Customers who are currently on super low tracker mortgages and paying close to 0% interest now face paying thousands of pounds a year in interest, as their mortgage deals come to an end.
Thousands of homeowners will face the decision of whether to remortgage their property, especially in light of the Bank of England’s quarterly inflation report which suggests that interest rates could remain low.
Halifax, Co-op, Birmingham Midshires and Cheltenham and Gloucester customers who took advantage of their two year tracker mortgages in 2007 have been paying zero per cent on their mortgage loans as the Bank’s rate dropped to below one per cent since the early months of this year.
As the deals now come to an end, customers will face paying up to £8,000 in interest as the deals revert to Standard Variable Rates (SVR’s) with interest rates as high as 4.24 per cent.

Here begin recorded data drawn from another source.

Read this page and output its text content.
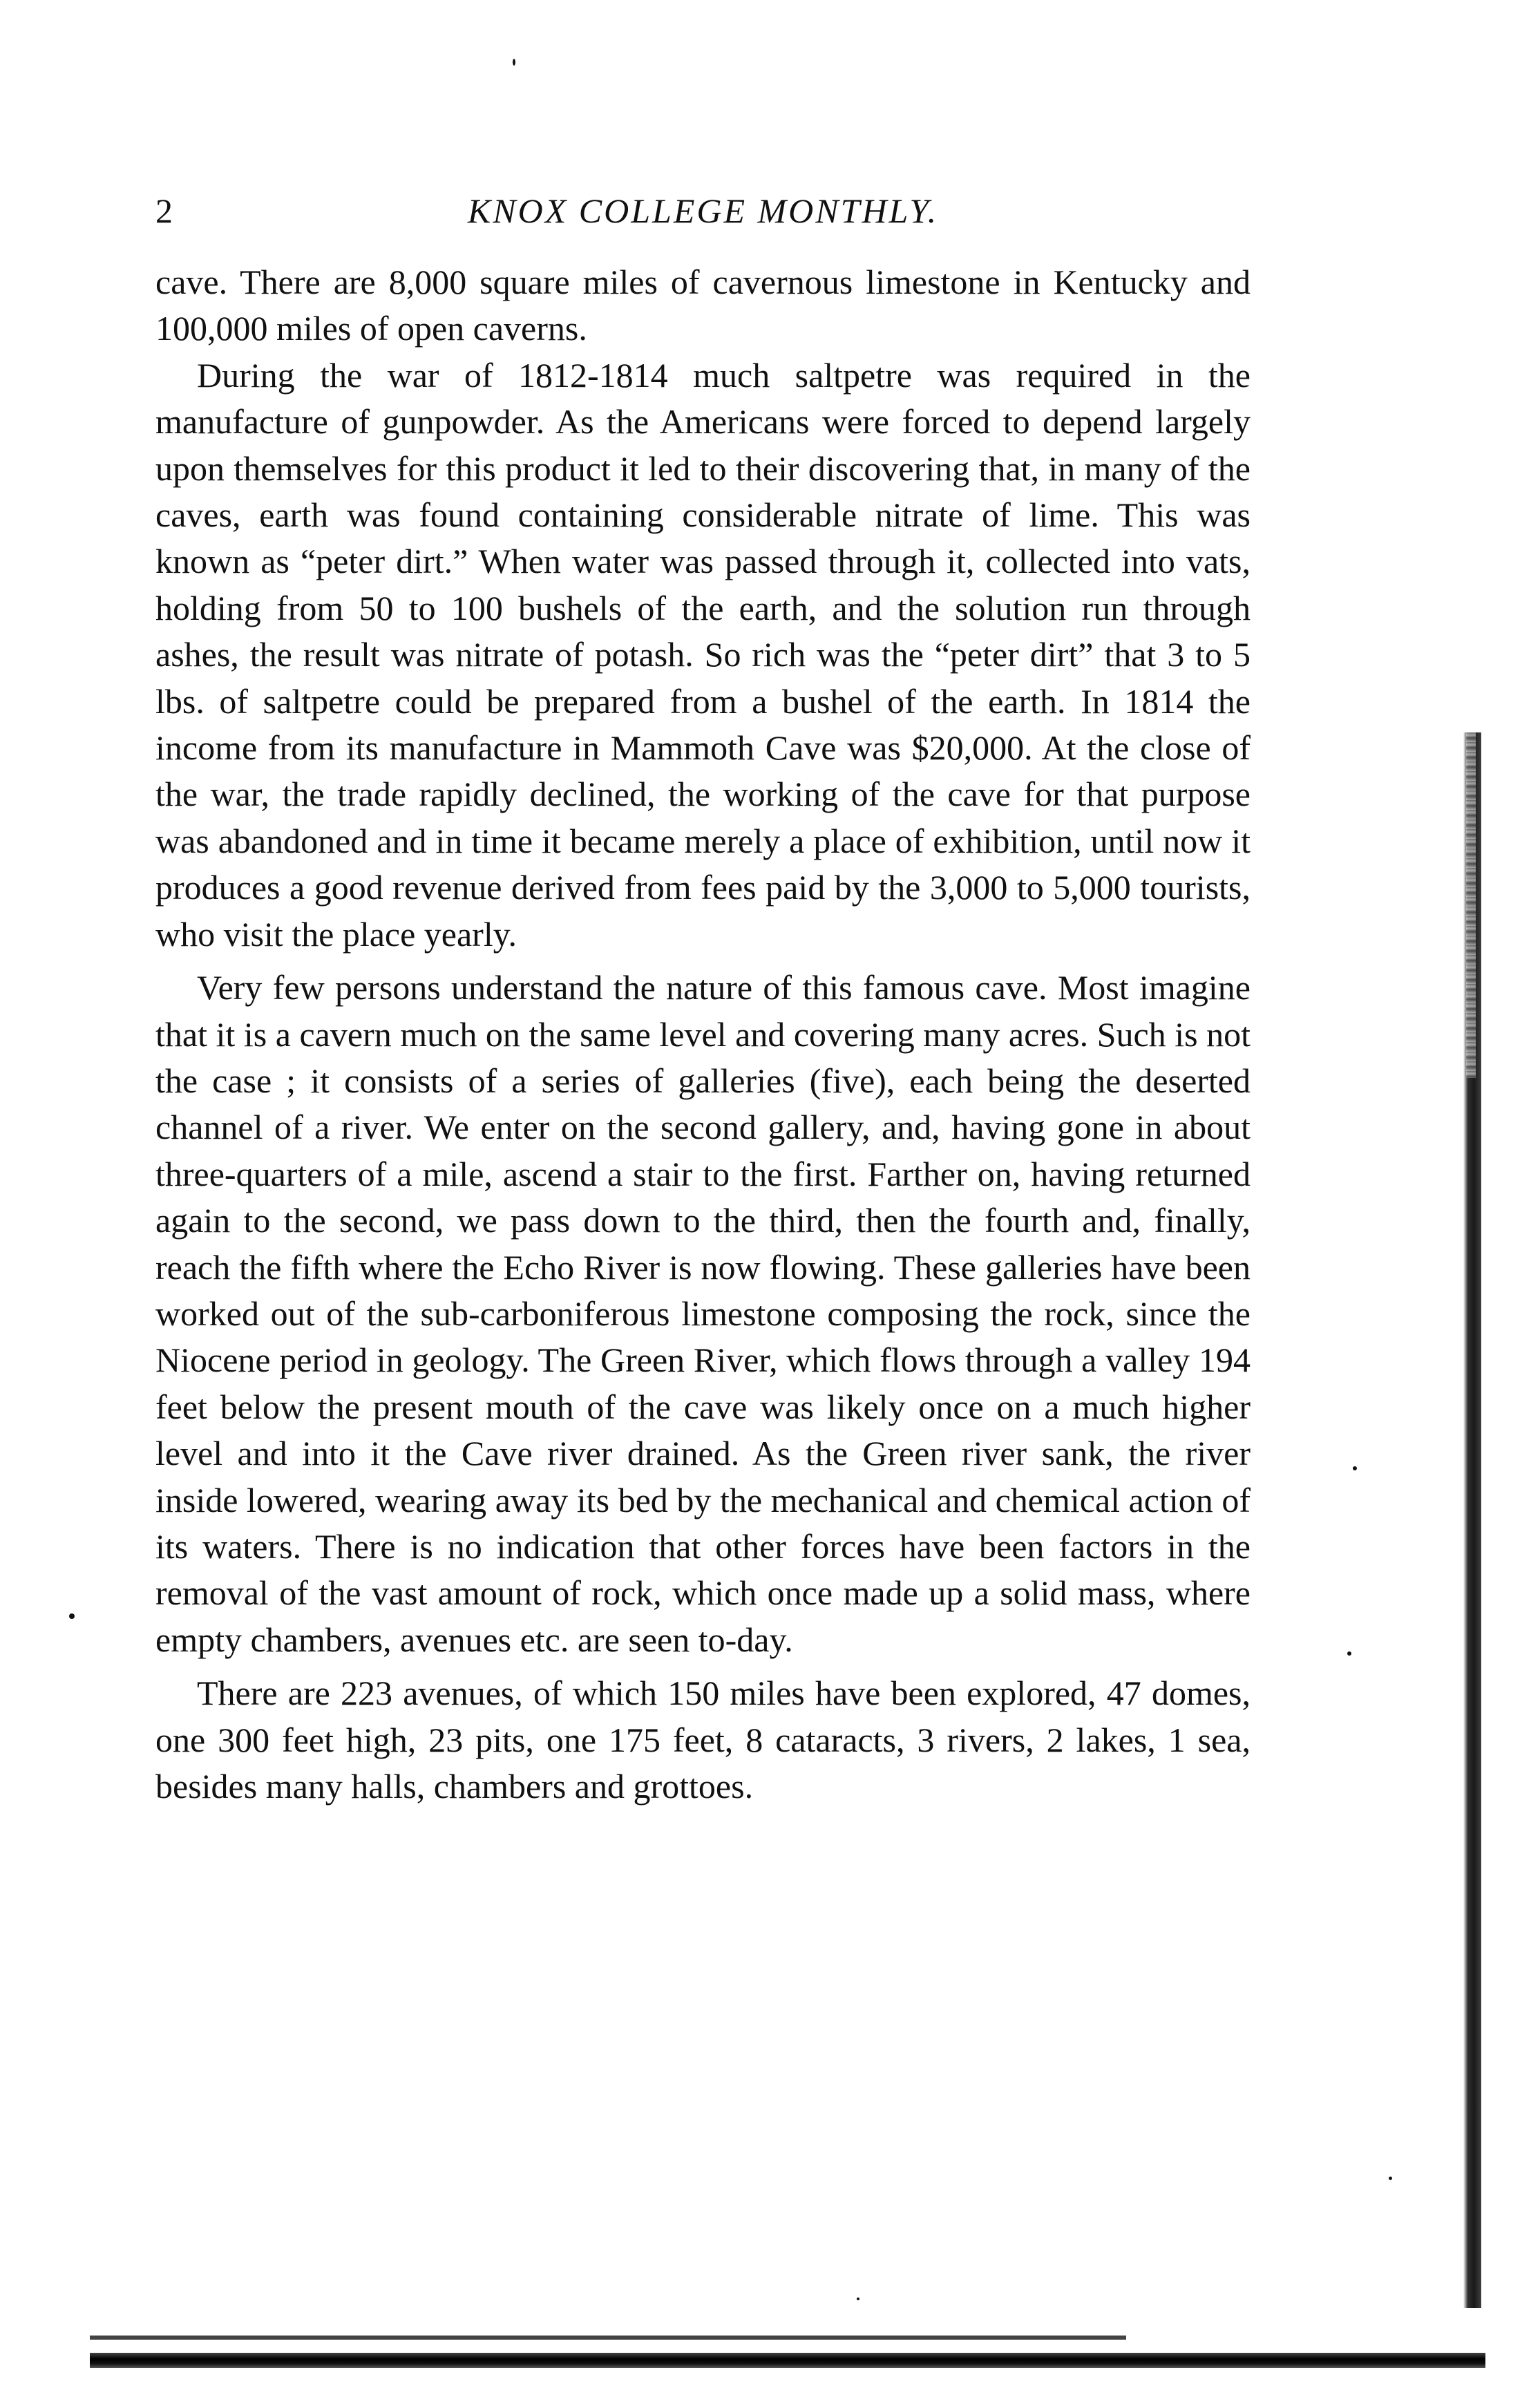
2	KNOX COLLEGE MONTHLY.

cave. There are 8,000 square miles of cavernous limestone in Kentucky and 100,000 miles of open caverns.

During the war of 1812-1814 much saltpetre was required in the manufacture of gunpowder. As the Americans were forced to depend largely upon themselves for this product it led to their discovering that, in many of the caves, earth was found containing considerable nitrate of lime. This was known as “peter dirt.” When water was passed through it, collected into vats, holding from 50 to 100 bushels of the earth, and the solution run through ashes, the result was nitrate of potash. So rich was the “peter dirt” that 3 to 5 lbs. of saltpetre could be prepared from a bushel of the earth. In 1814 the income from its manufacture in Mammoth Cave was $20,000. At the close of the war, the trade rapidly declined, the working of the cave for that purpose was abandoned and in time it became merely a place of exhibition, until now it produces a good revenue derived from fees paid by the 3,000 to 5,000 tourists, who visit the place yearly.

Very few persons understand the nature of this famous cave. Most imagine that it is a cavern much on the same level and covering many acres. Such is not the case ; it consists of a series of galleries (five), each being the deserted channel of a river. We enter on the second gallery, and, having gone in about three-quarters of a mile, ascend a stair to the first. Farther on, having returned again to the second, we pass down to the third, then the fourth and, finally, reach the fifth where the Echo River is now flowing. These galleries have been worked out of the sub-carboniferous limestone composing the rock, since the Niocene period in geology. The Green River, which flows through a valley 194 feet below the present mouth of the cave was likely once on a much higher level and into it the Cave river drained. As the Green river sank, the river inside lowered, wearing away its bed by the mechanical and chemical action of its waters. There is no indication that other forces have been factors in the removal of the vast amount of rock, which once made up a solid mass, where empty chambers, avenues etc. are seen to-day.

There are 223 avenues, of which 150 miles have been explored, 47 domes, one 300 feet high, 23 pits, one 175 feet, 8 cataracts, 3 rivers, 2 lakes, 1 sea, besides many halls, chambers and grottoes.
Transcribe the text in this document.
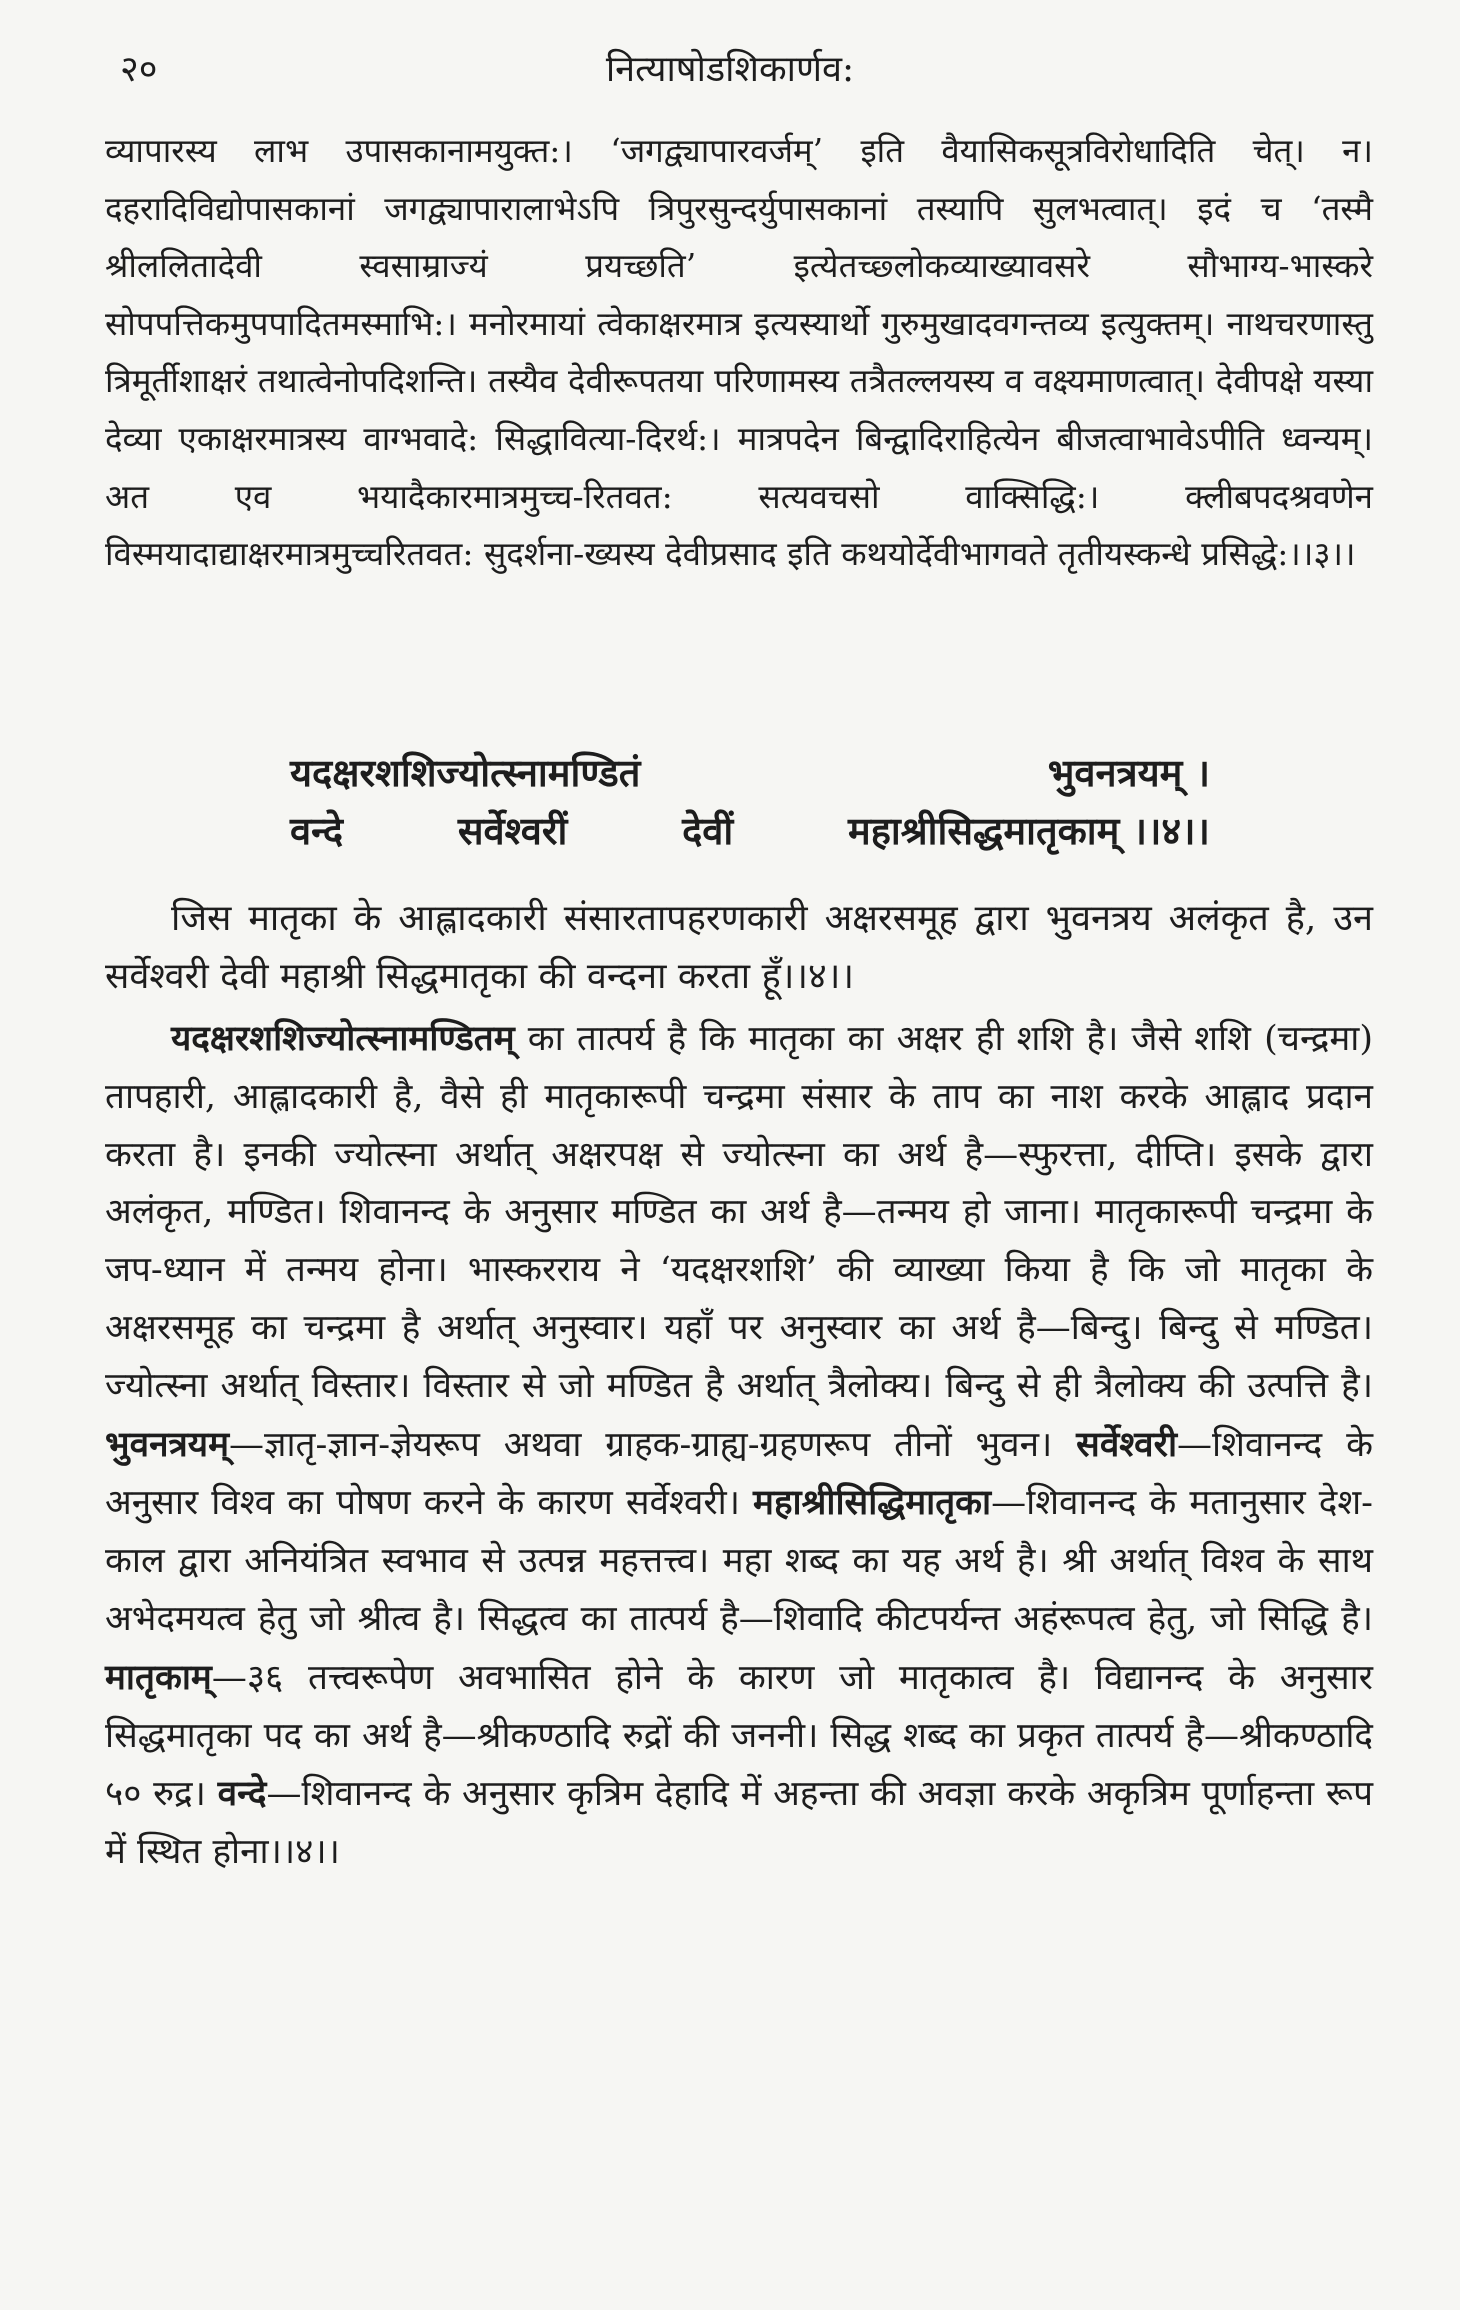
२०	नित्याषोडशिकार्णव:

व्यापारस्य लाभ उपासकानामयुक्त:। ‘जगद्व्यापारवर्जम्’ इति वैयासिकसूत्रविरोधादिति चेत्। न। दहरादिविद्योपासकानां जगद्व्यापारालाभेऽपि त्रिपुरसुन्दर्युपासकानां तस्यापि सुलभत्वात्। इदं च ‘तस्मै श्रीललितादेवी स्वसाम्राज्यं प्रयच्छति’ इत्येतच्छ्लोकव्याख्यावसरे सौभाग्य-भास्करे सोपपत्तिकमुपपादितमस्माभि:। मनोरमायां त्वेकाक्षरमात्र इत्यस्यार्थो गुरुमुखादवगन्तव्य इत्युक्तम्। नाथचरणास्तु त्रिमूर्तीशाक्षरं तथात्वेनोपदिशन्ति। तस्यैव देवीरूपतया परिणामस्य तत्रैतल्लयस्य व वक्ष्यमाणत्वात्। देवीपक्षे यस्या देव्या एकाक्षरमात्रस्य वाग्भवादे: सिद्धावित्या-दिरर्थ:। मात्रपदेन बिन्द्वादिराहित्येन बीजत्वाभावेऽपीति ध्वन्यम्। अत एव भयादैकारमात्रमुच्च-रितवत: सत्यवचसो वाक्सिद्धि:। क्लीबपदश्रवणेन विस्मयादाद्याक्षरमात्रमुच्चरितवत: सुदर्शना-ख्यस्य देवीप्रसाद इति कथयोर्देवीभागवते तृतीयस्कन्धे प्रसिद्धे:।।३।।

यदक्षरशशिज्योत्स्नामण्डितं	भुवनत्रयम् ।
वन्दे	सर्वेश्वरीं	देवीं	महाश्रीसिद्धमातृकाम् ।।४।।

जिस मातृका के आह्लादकारी संसारतापहरणकारी अक्षरसमूह द्वारा भुवनत्रय अलंकृत है, उन सर्वेश्वरी देवी महाश्री सिद्धमातृका की वन्दना करता हूँ।।४।।

यदक्षरशशिज्योत्स्नामण्डितम् का तात्पर्य है कि मातृका का अक्षर ही शशि है। जैसे शशि (चन्द्रमा) तापहारी, आह्लादकारी है, वैसे ही मातृकारूपी चन्द्रमा संसार के ताप का नाश करके आह्लाद प्रदान करता है। इनकी ज्योत्स्ना अर्थात् अक्षरपक्ष से ज्योत्स्ना का अर्थ है—स्फुरत्ता, दीप्ति। इसके द्वारा अलंकृत, मण्डित। शिवानन्द के अनुसार मण्डित का अर्थ है—तन्मय हो जाना। मातृकारूपी चन्द्रमा के जप-ध्यान में तन्मय होना। भास्करराय ने ‘यदक्षरशशि’ की व्याख्या किया है कि जो मातृका के अक्षरसमूह का चन्द्रमा है अर्थात् अनुस्वार। यहाँ पर अनुस्वार का अर्थ है—बिन्दु। बिन्दु से मण्डित। ज्योत्स्ना अर्थात् विस्तार। विस्तार से जो मण्डित है अर्थात् त्रैलोक्य। बिन्दु से ही त्रैलोक्य की उत्पत्ति है। भुवनत्रयम्—ज्ञातृ-ज्ञान-ज्ञेयरूप अथवा ग्राहक-ग्राह्य-ग्रहणरूप तीनों भुवन। सर्वेश्वरी—शिवानन्द के अनुसार विश्व का पोषण करने के कारण सर्वेश्वरी। महाश्रीसिद्धिमातृका—शिवानन्द के मतानुसार देश-काल द्वारा अनियंत्रित स्वभाव से उत्पन्न महत्तत्त्व। महा शब्द का यह अर्थ है। श्री अर्थात् विश्व के साथ अभेदमयत्व हेतु जो श्रीत्व है। सिद्धत्व का तात्पर्य है—शिवादि कीटपर्यन्त अहंरूपत्व हेतु, जो सिद्धि है। मातृकाम्—३६ तत्त्वरूपेण अवभासित होने के कारण जो मातृकात्व है। विद्यानन्द के अनुसार सिद्धमातृका पद का अर्थ है—श्रीकण्ठादि रुद्रों की जननी। सिद्ध शब्द का प्रकृत तात्पर्य है—श्रीकण्ठादि ५० रुद्र। वन्दे—शिवानन्द के अनुसार कृत्रिम देहादि में अहन्ता की अवज्ञा करके अकृत्रिम पूर्णाहन्ता रूप में स्थित होना।।४।।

Fixed term deals are not giving customers much incentive to switch and remortgage as the average cost of a fixed-term mortgage rose during June and July to 5.7 per cent.
Moreover, many will not be able to switch to a new mortgage deal, as bank valuations of properties could leave some in negative equity and therefore unable to switch to another provider.
Despite recent speculation that the Bank of England’s base rate would likely rise towards the end of the year or the beginning of 2010, the inflation report suggests that interest rates are likely to remain on hold for the remainder of 2009 and throughout next year.